Of course now that they are playing it, they might be best served plying it in the spring, when they could play under more conducive weather by season’s end, just as they do in the southern-most part of Missouri. Jason West, executive administrator with the Missouri State Activities Association said there is also a state tournament for the spring softball season. However, it comprises just one class, whereas the more stacked fall season has four state class brackets and champions
“We even give schools the option of playing softball in the spring and fall,” explained West last week. “But they can only play in one of the state tournaments. If they play in the fall state tournament, they can’t play in the state tournament again in the spring.”.

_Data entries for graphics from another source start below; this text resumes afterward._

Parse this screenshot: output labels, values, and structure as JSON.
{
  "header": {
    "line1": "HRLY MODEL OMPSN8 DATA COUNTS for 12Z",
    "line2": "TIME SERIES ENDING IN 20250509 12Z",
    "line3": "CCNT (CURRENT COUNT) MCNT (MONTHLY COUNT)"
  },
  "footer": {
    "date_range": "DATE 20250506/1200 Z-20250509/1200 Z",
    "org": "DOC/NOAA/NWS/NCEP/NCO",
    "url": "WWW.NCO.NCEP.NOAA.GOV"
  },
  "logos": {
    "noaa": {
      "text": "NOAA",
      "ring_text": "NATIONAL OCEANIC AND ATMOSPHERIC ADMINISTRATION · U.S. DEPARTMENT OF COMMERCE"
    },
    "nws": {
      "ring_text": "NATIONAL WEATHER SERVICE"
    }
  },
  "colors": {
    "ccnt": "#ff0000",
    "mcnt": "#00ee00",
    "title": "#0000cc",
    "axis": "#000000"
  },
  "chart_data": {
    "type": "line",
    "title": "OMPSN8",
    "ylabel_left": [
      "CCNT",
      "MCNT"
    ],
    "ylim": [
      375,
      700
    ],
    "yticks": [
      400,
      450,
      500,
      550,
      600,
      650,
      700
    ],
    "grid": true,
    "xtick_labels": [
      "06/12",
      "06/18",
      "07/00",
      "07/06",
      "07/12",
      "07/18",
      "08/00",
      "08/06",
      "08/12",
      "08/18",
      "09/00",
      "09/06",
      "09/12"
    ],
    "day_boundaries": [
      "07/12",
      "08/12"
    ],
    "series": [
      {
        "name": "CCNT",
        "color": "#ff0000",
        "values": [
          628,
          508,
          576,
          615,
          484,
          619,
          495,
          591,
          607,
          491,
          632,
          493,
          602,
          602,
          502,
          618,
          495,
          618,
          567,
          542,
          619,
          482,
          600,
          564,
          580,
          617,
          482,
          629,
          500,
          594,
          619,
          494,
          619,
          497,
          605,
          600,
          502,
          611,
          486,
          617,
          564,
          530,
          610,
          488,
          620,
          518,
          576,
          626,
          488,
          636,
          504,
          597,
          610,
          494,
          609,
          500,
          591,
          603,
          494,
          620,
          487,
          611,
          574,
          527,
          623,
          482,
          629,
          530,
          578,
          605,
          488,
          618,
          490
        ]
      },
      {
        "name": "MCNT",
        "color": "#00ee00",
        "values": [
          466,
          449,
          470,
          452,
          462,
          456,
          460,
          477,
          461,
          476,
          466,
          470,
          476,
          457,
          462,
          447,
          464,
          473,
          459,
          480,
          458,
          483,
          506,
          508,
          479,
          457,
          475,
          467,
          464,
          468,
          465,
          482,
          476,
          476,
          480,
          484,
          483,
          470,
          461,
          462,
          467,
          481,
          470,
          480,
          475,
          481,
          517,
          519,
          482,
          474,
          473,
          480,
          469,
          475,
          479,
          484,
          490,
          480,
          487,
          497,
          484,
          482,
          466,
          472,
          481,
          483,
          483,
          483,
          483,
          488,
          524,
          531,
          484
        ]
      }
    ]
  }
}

Evidently not nearly enough St. Louis area schools are receptive enough to embrace spring softball, or dual season softball, for whatever reasons. In the meantime, teams like Riverview Gardens must cherish their fall season accomplishments,even though the fair weather fans, and the fair weather period, may sometimes elude them. But at least their ardent fans and supporters appreciate them.
“Words can’t explain how I feel about her,” James McFerren said of McFerren, whom he said is considering several scholarship offers but undecided if she wants to continue playing on the next level. “What she has done in her four years at Riverview makes me so proud.”